On that day, on that particular field of combat, the dull dead force of Soulcutter had proven even stronger than the Mindsword’s blazing, dazzling call to glory. Vilkata’s host, thousands of warriors fanatically loyal to him and ferociously triumphant, had in a frighteningly short span of time degenerated into something less than a mob. His large and powerful army had become little more than an assembly of lethargic bodies. The warriors were slumping to the ground, all their blood still in their veins and their bones unbroken, but their strength melting in a lunatic inertia. The great mass of helpless men had been slain or taken captive before they could recover. Only those few who remained physically close to Vilkata, deep inside the zone of the Mindsword’s power, had been able to survive. And even those survivors were badly shaken.

      
But since he’d fled the battlefield he’d seldom thought about the battle. Ever since that day, most of the Dark King’s conscious thought had been expended in a fruitless effort to recall just how and where and when during the terrible retreat he’d lost his Sword. He’d been separated from it somewhere in these very mountains, of that much he was certain. The region was thinly populated, and wherever he’d dropped the treasure, it might still be there.

      
Alas, these local people, his faithful rescuers, had proven useless in this urgent quest. Vilkata was beginning to wonder, though, if they might not know more than they pretended. It was quite possible, he had recently begun to realize, that they wanted his great Sword for themselves. Might they have already found it, and lied to him of continued failure?

      
No. In his clearer hours he knew that his mind had tended to wander since his loss, but rationality still prevailed. He’d have known, he’d have felt the change, if anyone had picked the Mindsword up. And, as the remnants of his once-mighty magic had continued to assure him, no one had done so.

      
Not until today.

      
Today someone else
had
seized his treasure. The full horror of the fact was slowly being borne in upon the man who had been the Dark King. He could even, behind his sightless eyesockets, conjure up and nurse a fragmentary vision of the one who held it now…

      
Suddenly screaming renewed abuse, he drove the pair of village elders from him. If they could not comprehend his problem, at least they must be made to leave him alone so he could think. When the two men were gone, some of the women who usually tended to him still remained in the hut—he could hear them moving about in the next room—but they would know better than to bother him.

      
Vilkata lapsed back into his dark solitary thoughts. The nervous, unconscious movements of his hands and feet soon resumed.

      
By sunset, the women had also departed, save for one girl, the youngest of several who currently took turns sleeping in an outer room against the possibility that their guest-god should awaken and require something during the night.
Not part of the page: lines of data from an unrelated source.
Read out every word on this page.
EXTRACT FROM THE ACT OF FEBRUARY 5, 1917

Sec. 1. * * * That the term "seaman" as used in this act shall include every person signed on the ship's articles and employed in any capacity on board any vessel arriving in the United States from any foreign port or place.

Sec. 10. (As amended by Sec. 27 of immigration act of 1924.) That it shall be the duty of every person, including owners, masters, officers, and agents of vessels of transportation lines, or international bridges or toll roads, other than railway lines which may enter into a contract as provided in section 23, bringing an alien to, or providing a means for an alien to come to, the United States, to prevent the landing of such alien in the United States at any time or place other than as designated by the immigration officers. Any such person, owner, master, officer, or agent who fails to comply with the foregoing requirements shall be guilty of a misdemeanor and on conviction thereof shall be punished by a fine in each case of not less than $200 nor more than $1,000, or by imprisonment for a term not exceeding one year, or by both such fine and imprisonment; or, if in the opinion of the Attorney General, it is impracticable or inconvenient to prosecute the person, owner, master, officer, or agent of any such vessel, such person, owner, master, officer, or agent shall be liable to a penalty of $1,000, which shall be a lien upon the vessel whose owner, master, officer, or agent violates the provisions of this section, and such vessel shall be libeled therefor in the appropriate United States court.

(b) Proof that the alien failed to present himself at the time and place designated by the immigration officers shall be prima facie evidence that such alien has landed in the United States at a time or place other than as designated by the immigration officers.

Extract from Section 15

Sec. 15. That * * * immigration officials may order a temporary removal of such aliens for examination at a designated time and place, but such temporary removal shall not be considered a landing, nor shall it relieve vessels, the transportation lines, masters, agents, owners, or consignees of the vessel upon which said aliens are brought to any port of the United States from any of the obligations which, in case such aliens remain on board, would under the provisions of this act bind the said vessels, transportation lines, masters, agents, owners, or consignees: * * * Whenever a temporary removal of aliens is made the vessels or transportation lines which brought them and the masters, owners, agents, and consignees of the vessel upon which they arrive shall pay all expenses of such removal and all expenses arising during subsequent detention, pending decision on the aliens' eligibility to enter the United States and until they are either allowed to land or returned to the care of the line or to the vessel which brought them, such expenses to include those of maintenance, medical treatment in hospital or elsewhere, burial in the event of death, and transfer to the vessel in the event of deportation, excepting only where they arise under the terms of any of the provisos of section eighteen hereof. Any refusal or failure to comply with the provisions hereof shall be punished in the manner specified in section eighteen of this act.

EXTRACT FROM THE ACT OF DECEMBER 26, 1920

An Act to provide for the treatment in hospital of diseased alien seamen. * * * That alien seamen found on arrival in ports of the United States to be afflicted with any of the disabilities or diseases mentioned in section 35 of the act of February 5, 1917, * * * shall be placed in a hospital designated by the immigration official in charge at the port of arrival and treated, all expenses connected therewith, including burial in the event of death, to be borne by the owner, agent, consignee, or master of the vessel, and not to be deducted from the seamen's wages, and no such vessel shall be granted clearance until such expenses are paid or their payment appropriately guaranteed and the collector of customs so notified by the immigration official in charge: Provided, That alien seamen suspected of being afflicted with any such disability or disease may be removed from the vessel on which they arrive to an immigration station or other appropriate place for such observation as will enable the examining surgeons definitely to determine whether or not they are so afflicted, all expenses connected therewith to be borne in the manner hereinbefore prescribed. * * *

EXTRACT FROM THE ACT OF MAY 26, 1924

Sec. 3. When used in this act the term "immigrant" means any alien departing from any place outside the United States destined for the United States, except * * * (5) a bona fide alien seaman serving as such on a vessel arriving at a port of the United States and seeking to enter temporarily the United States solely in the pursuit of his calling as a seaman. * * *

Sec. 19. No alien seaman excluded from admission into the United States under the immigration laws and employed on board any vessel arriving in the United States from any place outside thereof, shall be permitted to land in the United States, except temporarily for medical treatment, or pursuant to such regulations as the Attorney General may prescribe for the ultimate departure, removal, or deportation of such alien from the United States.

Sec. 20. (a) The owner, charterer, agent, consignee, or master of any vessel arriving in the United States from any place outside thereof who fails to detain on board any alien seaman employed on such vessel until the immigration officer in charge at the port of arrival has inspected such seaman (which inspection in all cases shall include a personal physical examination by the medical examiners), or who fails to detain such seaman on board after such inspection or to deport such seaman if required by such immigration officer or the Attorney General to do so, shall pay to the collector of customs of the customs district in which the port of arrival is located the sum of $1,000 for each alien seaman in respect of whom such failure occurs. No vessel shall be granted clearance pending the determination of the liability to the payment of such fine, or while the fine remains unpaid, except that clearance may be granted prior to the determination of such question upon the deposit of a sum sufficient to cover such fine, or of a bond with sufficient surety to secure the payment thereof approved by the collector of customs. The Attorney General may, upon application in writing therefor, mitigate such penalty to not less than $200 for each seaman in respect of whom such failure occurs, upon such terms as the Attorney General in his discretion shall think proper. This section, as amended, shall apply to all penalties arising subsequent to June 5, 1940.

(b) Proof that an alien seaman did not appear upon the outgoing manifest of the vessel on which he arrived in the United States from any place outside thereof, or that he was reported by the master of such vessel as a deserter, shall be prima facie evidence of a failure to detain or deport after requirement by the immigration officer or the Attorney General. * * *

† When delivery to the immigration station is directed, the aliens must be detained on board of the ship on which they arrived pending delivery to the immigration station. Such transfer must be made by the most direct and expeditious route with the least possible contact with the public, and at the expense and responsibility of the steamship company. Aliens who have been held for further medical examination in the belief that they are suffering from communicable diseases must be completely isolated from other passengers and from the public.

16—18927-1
When the older women looked in on him before leaving, the blind man had let them know in a few savage words that tonight, as on most nights, he preferred to sleep alone.

      
Though his empty sockets were utterly dead to light, Vilkata was always able to tell when sunset arrived. There were certain changes in the faint sounds of village life that drifted into his small house from time to time, alterations in the sound of birds and insects, and a subtly different feeling in the air.

 

* * *

 

      
On this particular evening, the sun was not long gone before another change occurred. This alteration began very subtly, and was almost impossible to define at first. Only one long skilled in magic could have noticed it as soon as the blind man did.